Export & Bundles

1 endpoint for merging two to five remote files into a single virtual dataset via configurable joins.

Method Endpoint Purpose
POST /v1/datasets/bundle Join 2–5 remote data sources into a single named dataset

Python SDK Examples

Join an orders CSV with a customers Parquet file

from toolkitapi import Analytics

with Analytics(api_key="tk_...") as analytics:
    bundle = analytics.create_bundle({
        "sources": [
            {
                "alias": "orders",
                "data_url": "https://storage.example.com/orders.csv",
                "file_type": "csv",
            },
            {
                "alias": "customers",
                "data_url": "https://storage.example.com/customers.parquet",
                "file_type": "parquet",
            },
        ],
        "joins": [
            {
                "left_alias": "orders",
                "right_alias": "customers",
                "left_key": "customer_id",
                "right_key": "id",
                "join_type": "INNER",
            }
        ],
    })

dataset_id = bundle["dataset_id"]
print(dataset_id)

Analyze the bundled dataset immediately

from toolkitapi import Analytics

with Analytics(api_key="tk_...") as analytics:
    bundle = analytics.create_bundle({
        "sources": [
            {"alias": "sales", "data_url": "https://example.com/sales.csv", "file_type": "csv"},
            {"alias": "regions", "data_url": "https://example.com/regions.json", "file_type": "json"},
        ],
        "joins": [
            {
                "left_alias": "sales",
                "right_alias": "regions",
                "left_key": "region_code",
                "right_key": "code",
                "join_type": "LEFT",
            }
        ],
    })

    result = analytics.analyze({
        "data_url": "",           # not used when dataset_id is supplied via bundle
        "prompt": "What is total revenue by region name?",
        "file_type": "auto",
    })

Note

Pass the dataset_id returned from create_bundle directly to /v1/analyze, /v1/visualize, or /v1/validate-chart — there is no separate "attach" step.

Request Parameters

POST /v1/datasets/bundle

Parameter Type Required Description
sources array Yes Between 2 and 5 source objects.
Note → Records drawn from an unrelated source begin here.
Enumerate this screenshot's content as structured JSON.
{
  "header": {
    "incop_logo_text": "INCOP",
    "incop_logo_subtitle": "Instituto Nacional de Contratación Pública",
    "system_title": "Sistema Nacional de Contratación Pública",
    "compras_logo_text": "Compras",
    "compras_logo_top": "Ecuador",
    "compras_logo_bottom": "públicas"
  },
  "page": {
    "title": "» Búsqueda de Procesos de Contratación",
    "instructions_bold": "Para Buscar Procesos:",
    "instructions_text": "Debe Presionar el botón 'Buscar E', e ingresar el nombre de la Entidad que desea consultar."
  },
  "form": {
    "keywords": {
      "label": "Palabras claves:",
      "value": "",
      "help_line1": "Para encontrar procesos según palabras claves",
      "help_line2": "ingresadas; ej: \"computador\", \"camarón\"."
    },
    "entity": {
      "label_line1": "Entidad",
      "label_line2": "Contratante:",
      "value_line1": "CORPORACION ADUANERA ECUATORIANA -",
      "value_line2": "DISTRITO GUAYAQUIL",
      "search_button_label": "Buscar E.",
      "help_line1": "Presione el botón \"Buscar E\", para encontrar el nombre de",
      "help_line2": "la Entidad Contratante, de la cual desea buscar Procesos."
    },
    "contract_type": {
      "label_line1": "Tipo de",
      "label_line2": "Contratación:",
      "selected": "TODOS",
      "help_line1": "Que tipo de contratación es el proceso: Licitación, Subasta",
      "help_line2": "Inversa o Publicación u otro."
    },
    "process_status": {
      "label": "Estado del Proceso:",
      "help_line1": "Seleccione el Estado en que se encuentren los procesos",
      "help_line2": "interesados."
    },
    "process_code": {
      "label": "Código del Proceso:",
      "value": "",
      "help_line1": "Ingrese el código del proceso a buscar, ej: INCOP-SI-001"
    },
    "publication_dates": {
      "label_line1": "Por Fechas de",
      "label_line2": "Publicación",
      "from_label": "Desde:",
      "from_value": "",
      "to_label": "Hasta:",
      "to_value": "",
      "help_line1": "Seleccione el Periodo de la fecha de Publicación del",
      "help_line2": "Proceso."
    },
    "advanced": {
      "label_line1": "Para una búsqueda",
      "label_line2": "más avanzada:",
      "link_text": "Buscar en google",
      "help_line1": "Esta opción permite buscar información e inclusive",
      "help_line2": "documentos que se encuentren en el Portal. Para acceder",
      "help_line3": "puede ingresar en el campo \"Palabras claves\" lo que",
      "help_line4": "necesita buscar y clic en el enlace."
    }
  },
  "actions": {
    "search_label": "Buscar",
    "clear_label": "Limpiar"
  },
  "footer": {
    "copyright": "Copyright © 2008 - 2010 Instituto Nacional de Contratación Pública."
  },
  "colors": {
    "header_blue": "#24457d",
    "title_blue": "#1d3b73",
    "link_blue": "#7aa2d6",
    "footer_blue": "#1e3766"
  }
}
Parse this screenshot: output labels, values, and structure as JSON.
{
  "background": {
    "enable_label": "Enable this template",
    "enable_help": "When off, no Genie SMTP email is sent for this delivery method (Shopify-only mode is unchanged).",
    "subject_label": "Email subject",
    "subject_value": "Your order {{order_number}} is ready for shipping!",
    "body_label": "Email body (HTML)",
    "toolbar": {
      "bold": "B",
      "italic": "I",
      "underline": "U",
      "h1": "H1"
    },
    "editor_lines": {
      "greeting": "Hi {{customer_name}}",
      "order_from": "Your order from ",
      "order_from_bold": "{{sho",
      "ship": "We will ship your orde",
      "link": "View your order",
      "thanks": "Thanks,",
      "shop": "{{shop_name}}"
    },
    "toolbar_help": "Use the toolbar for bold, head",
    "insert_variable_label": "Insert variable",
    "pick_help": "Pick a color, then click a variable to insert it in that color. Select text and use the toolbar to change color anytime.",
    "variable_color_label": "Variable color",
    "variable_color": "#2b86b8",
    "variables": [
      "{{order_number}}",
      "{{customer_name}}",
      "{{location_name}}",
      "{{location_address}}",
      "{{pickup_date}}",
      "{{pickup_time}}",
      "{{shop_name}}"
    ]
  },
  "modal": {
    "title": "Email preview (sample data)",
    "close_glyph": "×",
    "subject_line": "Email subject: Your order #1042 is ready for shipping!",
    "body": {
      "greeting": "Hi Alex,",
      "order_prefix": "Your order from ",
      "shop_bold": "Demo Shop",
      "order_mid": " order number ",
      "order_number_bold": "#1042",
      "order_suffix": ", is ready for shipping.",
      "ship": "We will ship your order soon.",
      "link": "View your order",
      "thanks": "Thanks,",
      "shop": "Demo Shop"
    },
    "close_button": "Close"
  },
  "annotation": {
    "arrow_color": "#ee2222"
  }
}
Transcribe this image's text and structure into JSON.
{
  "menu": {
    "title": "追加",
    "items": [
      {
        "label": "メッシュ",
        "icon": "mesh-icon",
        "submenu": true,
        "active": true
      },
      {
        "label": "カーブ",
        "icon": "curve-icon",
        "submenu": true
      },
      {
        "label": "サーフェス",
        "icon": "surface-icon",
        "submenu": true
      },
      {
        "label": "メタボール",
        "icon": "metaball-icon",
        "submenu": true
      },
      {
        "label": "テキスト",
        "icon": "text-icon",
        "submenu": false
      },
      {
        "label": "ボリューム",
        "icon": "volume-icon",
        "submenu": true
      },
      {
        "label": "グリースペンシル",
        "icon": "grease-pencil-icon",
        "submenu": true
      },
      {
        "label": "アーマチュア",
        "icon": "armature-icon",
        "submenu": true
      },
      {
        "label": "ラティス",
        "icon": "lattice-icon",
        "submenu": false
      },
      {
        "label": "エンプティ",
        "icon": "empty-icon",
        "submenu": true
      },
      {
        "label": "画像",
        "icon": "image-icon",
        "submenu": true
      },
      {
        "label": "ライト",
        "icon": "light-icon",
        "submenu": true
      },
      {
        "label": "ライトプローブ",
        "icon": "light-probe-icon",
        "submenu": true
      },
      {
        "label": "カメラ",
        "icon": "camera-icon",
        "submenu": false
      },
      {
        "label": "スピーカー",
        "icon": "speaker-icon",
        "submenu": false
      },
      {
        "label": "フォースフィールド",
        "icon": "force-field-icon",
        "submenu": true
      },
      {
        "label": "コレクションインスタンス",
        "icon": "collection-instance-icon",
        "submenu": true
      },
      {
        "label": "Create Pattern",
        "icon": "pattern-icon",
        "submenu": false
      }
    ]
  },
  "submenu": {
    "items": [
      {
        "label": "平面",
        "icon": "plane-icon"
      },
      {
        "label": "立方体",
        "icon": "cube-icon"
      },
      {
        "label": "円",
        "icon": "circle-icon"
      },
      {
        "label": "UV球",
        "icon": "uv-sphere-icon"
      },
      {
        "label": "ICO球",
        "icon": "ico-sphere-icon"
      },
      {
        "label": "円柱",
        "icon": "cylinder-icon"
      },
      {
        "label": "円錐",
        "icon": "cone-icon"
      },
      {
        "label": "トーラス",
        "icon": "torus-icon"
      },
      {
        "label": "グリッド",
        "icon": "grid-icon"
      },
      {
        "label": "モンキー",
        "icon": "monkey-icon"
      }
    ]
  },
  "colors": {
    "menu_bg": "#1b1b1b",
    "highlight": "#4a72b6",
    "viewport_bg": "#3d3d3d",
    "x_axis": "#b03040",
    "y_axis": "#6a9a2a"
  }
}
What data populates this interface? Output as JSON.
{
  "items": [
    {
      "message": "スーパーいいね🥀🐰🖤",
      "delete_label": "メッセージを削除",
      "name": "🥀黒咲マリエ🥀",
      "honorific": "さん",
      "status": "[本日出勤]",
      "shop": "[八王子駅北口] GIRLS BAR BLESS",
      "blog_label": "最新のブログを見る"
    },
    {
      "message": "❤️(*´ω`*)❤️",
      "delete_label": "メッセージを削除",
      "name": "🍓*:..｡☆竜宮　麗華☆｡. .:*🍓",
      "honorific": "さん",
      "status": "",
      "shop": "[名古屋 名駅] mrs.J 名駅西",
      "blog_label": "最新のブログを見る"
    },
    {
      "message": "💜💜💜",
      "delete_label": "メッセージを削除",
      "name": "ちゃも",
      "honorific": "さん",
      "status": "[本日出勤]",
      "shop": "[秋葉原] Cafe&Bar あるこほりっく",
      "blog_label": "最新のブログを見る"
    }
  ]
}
Each alias must be unique
joins array Yes One or more join definitions linking sources together

sources item fields

Field Type Required Description
alias string Yes Short unique name for this source — used as a column-name prefix in the merged schema (e.g. orders.revenue)
data_url string Yes Publicly reachable URL to the data file. Pre-signed object-storage URLs are supported
file_type string No One of csv, json, parquet, or tsv. Inferred from the URL extension when omitted

joins item fields

Field Type Required Description
left_alias string Yes Alias of the left-hand source
right_alias string Yes Alias of the right-hand source
left_key string Yes Column name in the left source to join on (without alias prefix)
right_key string Yes Column name in the right source to join on (without alias prefix)
join_type string No INNER (default), LEFT, LEFT ANTI, or CROSS

Response Fields

Field Type Description
dataset_id string Unique handle for the merged dataset — pass directly to /v1/analyze, /v1/visualize, or /v1/validate-chart
sources array of strings Aliases of the sources included in the bundle
columns array Merged schema — each entry has name (with alias prefix), type, and nullable
schema_fingerprint string Fingerprint of the merged schema for cache and drift detection

Tip

Column names in the merged schema are prefixed with their source alias (e.g. orders.revenue, customers.region) to prevent collisions. Use these prefixed names when building query prompts or chart specs against the bundle.